Launch Pad

The Mayor plays "Will it float?" with a proposal to take control of Multnomah County's River Patrol Unit.

Late in Mayor Sam Adams' third annual State of the City address last month, he proposed a change to give Multnomah County extra cash it badly needs for social services.

But as reported on wweek.com March 18 and 21, Adams' idea to have the City of Portland take over the county sheriff's River Patrol Unit faces multiple hurdles. 

Sheriff Dan Staton has not approved the switch, which Adams said would save the county more than $1 million.

Neither has the Oregon State Marine Board, which funds about a third of the unit's $2 million annual budget. The Multnomah County Deputy Sheriffs' Association, whose 90 members include the 15 officers who police the waterways, also has expressed skepticism.

Adams says their concerns mask a more basic instinct; the agencies are territorial, he says. So is this just a turf war?

At his Feb. 18 State of the City speech, Adams called his proposal to take over the River Patrol Unit a "controversial but common sense" idea. He also characterized it as an opportunity for Multnomah County to save money that elected leaders can instead earmark for the prosecution of misdemeanor drug crimes and mental health services.

Multnomah County, which gets most of its funding from the state, faces a far grimmer budget forecast than the City of Portland, whose revenues are comparatively stable.

But it's not at all clear that Adams' plan is realistic. The county's river patrol polices the portion of the Willamette River that runs through Portland. But the county unit also covers the Sandy and Columbia rivers far outside Portland's jurisdiction. If the proposal were adopted, Adams says, Portland would shoulder river-patrol activities outside its city borders. That would require extra steps, since state law now says county sheriffs take responsibility for search and rescue efforts.

"When you take on hard issues you're not always going to announce it and get it perfect [at the announcement]," Adams says.

Others see in Adams' proposal a hint of one of the mayor's biggest weakness heading into the 2012 election season in which Adams is expected to seek re-election. When Adams isn't drowning Portlanders in months-long bouts of public process, he's hastily trying to float ideas that sometimes sink under their own weight.

Tim Boyle, president and CEO of Columbia Sportswear and a financial backer of the second failed attempt to recall Adams, in 2010, considers this political "pandering" to win points. Even if it's not pandering, it may not be effective.

"If you really want to make it happen, announcing it's going to happen without consulting others isn't necessarily going to make it happen," says Commissioner Dan Saltzman, who previously served on the Multnomah County Board of Commissioners.

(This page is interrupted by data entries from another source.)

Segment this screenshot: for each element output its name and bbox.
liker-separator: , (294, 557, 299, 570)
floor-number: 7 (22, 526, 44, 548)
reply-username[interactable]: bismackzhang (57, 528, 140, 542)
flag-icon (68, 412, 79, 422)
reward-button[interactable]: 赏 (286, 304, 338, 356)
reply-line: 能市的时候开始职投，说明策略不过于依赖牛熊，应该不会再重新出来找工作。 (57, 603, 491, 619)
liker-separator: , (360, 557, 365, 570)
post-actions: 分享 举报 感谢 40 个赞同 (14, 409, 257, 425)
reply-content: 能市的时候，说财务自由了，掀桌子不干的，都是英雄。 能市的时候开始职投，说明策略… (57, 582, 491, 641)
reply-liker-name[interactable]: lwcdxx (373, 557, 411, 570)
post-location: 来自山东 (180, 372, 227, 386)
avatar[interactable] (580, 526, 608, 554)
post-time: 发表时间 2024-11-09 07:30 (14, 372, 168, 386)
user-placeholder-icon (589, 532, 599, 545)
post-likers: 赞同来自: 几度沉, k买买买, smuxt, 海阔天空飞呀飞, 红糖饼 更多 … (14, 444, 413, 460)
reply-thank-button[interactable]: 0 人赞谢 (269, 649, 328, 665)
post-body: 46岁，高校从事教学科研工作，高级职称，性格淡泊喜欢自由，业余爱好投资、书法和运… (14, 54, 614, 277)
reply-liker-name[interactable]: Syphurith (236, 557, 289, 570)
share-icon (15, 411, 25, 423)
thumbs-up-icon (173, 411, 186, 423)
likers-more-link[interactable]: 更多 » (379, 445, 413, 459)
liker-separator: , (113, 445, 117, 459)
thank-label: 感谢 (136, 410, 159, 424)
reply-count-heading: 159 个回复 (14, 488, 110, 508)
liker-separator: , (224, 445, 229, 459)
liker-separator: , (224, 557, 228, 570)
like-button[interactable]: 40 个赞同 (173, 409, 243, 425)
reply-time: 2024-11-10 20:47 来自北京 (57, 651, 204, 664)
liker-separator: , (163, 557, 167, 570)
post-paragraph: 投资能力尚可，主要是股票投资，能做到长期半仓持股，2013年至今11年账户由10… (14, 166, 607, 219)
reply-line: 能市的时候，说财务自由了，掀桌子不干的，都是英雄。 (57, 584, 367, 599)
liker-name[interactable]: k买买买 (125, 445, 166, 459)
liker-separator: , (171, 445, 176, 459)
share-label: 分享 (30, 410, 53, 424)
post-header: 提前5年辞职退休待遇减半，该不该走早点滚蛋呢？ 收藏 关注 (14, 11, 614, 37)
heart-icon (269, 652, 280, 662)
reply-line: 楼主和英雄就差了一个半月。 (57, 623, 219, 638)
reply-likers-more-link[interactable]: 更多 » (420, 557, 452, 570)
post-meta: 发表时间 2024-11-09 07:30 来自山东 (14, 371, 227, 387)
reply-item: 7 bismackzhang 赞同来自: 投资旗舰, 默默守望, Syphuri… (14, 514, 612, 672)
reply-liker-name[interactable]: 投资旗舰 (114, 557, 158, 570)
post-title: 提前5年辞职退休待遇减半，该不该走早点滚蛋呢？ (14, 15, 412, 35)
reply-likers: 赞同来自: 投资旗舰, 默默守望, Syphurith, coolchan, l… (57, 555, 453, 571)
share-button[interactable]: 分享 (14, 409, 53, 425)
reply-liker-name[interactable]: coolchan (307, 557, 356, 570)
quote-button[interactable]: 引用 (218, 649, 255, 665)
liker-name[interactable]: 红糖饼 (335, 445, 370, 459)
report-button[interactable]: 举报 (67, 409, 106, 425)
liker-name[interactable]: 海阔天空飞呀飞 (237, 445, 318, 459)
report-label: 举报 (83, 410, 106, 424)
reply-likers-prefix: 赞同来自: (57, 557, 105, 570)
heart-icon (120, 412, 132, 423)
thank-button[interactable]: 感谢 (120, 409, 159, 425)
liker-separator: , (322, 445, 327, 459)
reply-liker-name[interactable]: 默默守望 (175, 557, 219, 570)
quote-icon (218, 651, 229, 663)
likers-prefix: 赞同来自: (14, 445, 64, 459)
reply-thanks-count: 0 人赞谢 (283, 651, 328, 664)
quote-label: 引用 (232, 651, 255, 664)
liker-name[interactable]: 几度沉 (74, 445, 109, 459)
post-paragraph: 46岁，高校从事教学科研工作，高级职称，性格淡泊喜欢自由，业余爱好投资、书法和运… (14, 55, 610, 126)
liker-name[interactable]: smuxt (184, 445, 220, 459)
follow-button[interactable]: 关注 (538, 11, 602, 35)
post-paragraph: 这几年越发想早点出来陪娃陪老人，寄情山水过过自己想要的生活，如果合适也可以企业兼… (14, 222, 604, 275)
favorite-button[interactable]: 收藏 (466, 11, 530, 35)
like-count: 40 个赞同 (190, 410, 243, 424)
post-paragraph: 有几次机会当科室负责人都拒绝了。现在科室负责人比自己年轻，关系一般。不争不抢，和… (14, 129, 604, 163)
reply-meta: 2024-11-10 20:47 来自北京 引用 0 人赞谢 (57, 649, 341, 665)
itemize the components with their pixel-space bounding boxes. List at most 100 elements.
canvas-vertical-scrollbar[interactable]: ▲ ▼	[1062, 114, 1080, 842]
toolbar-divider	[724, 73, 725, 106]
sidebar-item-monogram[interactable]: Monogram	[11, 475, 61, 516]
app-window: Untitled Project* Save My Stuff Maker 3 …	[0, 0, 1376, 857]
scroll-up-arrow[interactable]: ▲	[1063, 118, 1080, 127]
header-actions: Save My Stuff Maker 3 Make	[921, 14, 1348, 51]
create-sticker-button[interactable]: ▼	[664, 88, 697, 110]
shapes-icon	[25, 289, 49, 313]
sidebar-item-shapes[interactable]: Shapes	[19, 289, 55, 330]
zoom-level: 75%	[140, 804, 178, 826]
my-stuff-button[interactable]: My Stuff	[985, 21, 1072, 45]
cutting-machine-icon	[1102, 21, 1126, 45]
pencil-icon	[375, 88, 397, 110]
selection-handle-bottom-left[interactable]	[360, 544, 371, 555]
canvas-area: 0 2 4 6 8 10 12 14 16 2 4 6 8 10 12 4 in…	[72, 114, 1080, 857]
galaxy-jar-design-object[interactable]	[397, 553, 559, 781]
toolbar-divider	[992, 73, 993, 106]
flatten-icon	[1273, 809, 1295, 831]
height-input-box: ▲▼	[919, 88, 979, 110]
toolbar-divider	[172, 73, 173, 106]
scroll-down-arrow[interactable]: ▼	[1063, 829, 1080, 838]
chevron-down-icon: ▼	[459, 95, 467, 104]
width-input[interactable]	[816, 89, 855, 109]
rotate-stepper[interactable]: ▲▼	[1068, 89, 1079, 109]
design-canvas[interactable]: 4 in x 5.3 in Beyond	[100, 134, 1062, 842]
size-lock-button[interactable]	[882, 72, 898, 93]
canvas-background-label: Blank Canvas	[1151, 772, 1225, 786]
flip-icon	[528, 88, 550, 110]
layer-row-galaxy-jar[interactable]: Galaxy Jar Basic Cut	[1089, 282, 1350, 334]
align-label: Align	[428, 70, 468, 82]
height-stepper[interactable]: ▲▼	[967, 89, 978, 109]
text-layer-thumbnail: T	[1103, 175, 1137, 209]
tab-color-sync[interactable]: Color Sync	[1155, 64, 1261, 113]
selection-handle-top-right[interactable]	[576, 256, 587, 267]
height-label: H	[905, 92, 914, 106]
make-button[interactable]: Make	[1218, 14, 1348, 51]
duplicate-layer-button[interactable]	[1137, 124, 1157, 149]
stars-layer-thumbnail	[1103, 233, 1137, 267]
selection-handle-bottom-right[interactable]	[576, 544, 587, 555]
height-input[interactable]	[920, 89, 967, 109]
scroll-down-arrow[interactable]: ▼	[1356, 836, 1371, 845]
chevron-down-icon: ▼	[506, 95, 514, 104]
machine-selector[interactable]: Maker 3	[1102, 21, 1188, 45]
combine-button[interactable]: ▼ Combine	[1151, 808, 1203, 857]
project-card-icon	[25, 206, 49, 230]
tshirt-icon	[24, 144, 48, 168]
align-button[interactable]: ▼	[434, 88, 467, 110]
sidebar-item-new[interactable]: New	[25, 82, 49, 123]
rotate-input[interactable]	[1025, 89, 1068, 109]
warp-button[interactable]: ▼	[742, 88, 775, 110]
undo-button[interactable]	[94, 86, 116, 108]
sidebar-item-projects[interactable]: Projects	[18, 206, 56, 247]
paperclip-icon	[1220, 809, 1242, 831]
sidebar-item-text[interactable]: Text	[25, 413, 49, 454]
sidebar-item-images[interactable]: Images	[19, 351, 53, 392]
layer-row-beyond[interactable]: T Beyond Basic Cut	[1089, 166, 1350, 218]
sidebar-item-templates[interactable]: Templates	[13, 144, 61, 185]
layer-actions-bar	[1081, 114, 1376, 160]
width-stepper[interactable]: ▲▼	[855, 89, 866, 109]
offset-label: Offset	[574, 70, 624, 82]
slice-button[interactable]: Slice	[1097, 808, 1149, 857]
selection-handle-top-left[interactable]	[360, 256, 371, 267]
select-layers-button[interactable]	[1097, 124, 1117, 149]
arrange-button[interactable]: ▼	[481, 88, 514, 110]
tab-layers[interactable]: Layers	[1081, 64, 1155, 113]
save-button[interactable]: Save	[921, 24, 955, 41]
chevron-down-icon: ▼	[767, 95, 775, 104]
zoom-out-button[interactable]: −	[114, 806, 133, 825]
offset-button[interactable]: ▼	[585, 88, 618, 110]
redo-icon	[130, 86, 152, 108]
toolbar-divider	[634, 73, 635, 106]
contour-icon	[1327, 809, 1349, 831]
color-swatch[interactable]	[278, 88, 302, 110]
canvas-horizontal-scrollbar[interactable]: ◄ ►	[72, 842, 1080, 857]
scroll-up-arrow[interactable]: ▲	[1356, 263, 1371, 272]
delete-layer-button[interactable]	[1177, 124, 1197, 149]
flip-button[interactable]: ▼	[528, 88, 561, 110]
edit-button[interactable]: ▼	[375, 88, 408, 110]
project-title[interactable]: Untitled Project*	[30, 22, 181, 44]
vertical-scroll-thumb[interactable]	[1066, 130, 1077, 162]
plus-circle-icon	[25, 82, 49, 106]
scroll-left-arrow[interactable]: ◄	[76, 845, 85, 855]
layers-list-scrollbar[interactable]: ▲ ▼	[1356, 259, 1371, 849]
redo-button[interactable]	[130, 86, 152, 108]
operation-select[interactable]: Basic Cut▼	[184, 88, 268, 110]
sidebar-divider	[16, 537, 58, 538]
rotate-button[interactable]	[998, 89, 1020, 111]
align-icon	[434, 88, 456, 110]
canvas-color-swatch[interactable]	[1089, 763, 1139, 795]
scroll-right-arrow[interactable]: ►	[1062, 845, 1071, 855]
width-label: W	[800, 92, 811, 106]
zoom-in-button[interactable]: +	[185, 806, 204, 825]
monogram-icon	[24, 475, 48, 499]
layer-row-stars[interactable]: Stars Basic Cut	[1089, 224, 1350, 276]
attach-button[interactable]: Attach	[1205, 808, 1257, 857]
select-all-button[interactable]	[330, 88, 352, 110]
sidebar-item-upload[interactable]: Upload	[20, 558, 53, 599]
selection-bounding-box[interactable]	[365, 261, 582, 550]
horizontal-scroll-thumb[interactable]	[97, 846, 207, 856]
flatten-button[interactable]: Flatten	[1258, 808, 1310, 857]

The other most recent example of Adams' propensity for hurried policy changes involves parking around the newly renamed PGE Park, now called Jeld-Wen Field. Three business days before a scheduled City Council vote on the topic last week—as the Portland Timbers prepared for their April 14 Major League Soccer home opener—Adams introduced a plan that would extend the hours for paid parking and more than double the existing parking-meter rates for select spots around the stadium on game nights. 

The Goose Hollow Foothills League, which represents the stadium's surrounding businesses and residents, called initial response among its members to the plan "overwhelmingly negative." At least two of Adams' fellow city commissioners had similarly strong feelings against the plan. After hearing objections from Commissioners Amanda Fritz and Dan Saltzman, Adams scuttled the vote and agreed to further tweaks.

Other examples of Adams' rushed decision-making abound.

A new policy in 2010 to charge residents and businesses in certain "leaf districts" for street clean-up also backfired. After public outcry, Adams admitted he'd made the change too quickly and without sufficient public outreach. 

In February 2010, Adams experienced a similar whiplash after announcing a plan to spend $20 million in "contract savings" from the Bureau of Environmental Services capital budget to help pay for the city's bike infrastructure. That plan, which called for building new bioswales that slow car traffic and support bike boulevards, did not go before BES's director or commissioner-in-charge before Adams introduced the idea at a packed City Council hearing.

On March 16, talking about his parking plan for Jeld-Wen Field, Adams used a revealing phrase to describe his approach: "try-storming."

The phrase, which Adams says he borrowed from former Multnomah County Chairwoman Bev Stein, speaks to Adams' willingness to try out new ideas before they're fully formed.

“These are difficult issues that have been ignored for a long time,” Adams says. “The easy stuff has mostly been done.”